—Si los colombianos fueran dinosaurios hubiesen votado por el
meteorito— sentenció Carlos Rodríguez, funcionario público, con la mirada fija
en su copa.
—No es para tanto, dotor. Simplemente los colombianos le dijimos
No a unos acuerdos que no le convenían al país— le replicó Álvaro Solano, su
conductor, mientras servía otra tanda de aguardientes.
—¿Y otros 50 años de guerra nos convienen más? — gruñó,
tomándose el aguardiente de un solo trago.
— ¿Pero a qué costo, dotor? Prefiero vivir en un país en guerra,
que en un país entregado al castrochavismo.
— ¡Y dale con el castrochavismo! ¿Dígame qué coños entiende
usted con esa palabra tan mentada en los noticieros?
—Nada más y nada menos que entregarle el país a las Farc,
volvernos como Venezuela. ¿Le parece poquito, dotor? — masculló Álvaro,
mientras servía el último trago de la botella.
—¿Y es que acaso vivimos en Suecia? No se da cuenta que durante 200 años nos han gobernado las mismas
10 familias, y usted a estas alturas creyendo que las élites colombianas le van
a entregar el país, así no más, a las Farc. ¡Qué cuento tan chimbo! Eso sería
desconocer toda la historia de guerra y sangre que a ha pagado Colombia en más
de cincuenta años.
—¿Y qué me dice del sueldazo que les van a pagar a esos guerrilleros
de mierda cuando se desmovilicen, y peor aún, con nuestros impuestos?
—¡Bahh! Esa es otra falacia que les metió en la cabeza la
oposición a ustedes, a los del No; la misma falacia que les metieron con la
ideología de género a los cristianos que se sumaron al No; la misma falacia que
les metieron con el cuento de que iban a imponer un impuesto de posguerra a los
empresarios que también votaron por el No; la misma falacia que les metieron a los
soñadores e idealistas que votaron por el No simplemente porque con el Sí no se
arreglaban todos los problemas de este país,—dijo Carlos, con la mirada
perdida, como si en ese preciso momento le hubiera llegado la mayor de las
epifanías.
—¡Mesero!… Tráiganos otra botella de guaro.
En ese momento Álvaro había dejado de prestar atención a su
interlocutor. Pasaba cuidadosamente las hojas de su cuaderno de recetas
buscando algo, con el mismo escrúpulo con que extraía minas ‘quiebrapatas’ en
su finca, 10 años atrás, antes de que la guerrilla se tomara el pueblo e hiciera
una terrible masacre en la que perdió a varios de sus paisanos, y a su familia.

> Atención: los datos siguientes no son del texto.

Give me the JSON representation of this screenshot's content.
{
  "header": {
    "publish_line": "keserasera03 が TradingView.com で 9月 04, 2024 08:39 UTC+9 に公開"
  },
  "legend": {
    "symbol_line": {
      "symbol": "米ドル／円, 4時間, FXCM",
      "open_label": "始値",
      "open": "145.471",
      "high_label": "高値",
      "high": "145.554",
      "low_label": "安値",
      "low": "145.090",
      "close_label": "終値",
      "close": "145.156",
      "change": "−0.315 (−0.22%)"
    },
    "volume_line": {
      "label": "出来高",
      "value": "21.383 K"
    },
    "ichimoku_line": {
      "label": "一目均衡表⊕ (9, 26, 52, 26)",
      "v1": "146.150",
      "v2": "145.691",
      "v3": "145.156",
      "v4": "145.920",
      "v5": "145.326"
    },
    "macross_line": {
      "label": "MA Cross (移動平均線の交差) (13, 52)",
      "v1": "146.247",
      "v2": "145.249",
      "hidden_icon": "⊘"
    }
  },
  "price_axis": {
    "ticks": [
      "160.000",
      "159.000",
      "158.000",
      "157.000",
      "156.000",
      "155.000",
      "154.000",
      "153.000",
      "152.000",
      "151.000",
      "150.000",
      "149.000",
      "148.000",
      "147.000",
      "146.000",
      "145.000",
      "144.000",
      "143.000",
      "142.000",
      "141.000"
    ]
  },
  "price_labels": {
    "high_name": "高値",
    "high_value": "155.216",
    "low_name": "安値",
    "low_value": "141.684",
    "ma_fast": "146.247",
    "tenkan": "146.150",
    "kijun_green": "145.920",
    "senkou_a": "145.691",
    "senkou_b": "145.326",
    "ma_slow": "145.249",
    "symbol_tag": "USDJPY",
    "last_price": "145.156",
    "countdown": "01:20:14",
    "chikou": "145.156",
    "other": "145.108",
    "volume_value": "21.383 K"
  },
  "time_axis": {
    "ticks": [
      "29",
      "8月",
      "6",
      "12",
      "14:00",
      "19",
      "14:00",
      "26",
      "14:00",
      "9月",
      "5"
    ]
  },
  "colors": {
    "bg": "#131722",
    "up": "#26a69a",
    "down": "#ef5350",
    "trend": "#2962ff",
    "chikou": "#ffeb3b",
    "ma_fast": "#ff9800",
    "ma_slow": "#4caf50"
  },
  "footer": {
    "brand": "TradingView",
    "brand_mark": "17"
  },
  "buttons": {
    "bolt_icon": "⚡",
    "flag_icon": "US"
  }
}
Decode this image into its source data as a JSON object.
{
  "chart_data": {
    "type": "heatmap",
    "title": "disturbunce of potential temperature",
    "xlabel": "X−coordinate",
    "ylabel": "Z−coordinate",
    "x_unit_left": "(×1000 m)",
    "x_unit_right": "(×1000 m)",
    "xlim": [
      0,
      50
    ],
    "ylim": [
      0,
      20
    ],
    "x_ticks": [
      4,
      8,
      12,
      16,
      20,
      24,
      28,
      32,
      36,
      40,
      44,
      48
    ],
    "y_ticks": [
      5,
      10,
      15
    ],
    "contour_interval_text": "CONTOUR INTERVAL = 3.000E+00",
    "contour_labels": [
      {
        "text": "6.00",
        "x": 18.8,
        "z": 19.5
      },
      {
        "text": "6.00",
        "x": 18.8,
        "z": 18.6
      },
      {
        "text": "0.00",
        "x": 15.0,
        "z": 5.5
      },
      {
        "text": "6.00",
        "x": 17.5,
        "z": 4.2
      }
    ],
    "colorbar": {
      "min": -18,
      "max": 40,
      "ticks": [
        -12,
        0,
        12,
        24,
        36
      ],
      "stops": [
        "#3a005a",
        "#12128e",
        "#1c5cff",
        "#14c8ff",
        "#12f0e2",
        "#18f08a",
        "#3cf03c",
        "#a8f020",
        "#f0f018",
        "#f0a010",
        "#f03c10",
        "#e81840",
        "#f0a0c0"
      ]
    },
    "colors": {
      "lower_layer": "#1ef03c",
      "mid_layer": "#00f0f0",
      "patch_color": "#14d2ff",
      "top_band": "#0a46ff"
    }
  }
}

—¡Aquí está!— exclamó. Y extrayendo una antigua foto del
cuaderno de recetas, clavó la mirada sobre su compañero, que se disponía a
servir otra ronda de aguardiente.
—Estas eran mi vieja y mi hija, dotor. ¿Bonitas, no? Pues un día
un grupo de treinta hijueputas se metieron a la finca, mataron a los perros, las
sacaron de la casa, y en el patio, junto a la sangre de los animales, las violaron
una y otra vez; toda la tropa les pasó por encima. Las mataron, al igual que
los paisanos de las fincas vecinas, por
la sospecha de que ser colaboradores de paramilitares. Yo, desde ese día dejé
de tener paz, dotor, y todavía me despierto a medianoche con las mismas
pesadillas.
A pesar de que ya estaban terminando la segunda botella de
aguardiente, Carlos había adquirido una palidez fantasmal, lo escuchaba
petrificado. Por un segundo dimensionó la guerra que hasta entonces había
consumido como noticias y estadísticas que veía por televisión, muy lejos de su
sofá. En ese momento, todos sus argumentos se derrumbaron como un castillo de
naipes, con el desgarrador testimonio de una víctima más, de un conflicto
armado que él veía demasiado lejos para ser verdad.
—Por eso dotor yo no quiero que el Gobierno llegue a un acuerdo
con esa guerrilla, yo lo único que quiero es que el Ejército y los paras los
exterminen, así como ellos lo hicieron con mi familia.
—¡Para eso pagamos impuestos, dotor!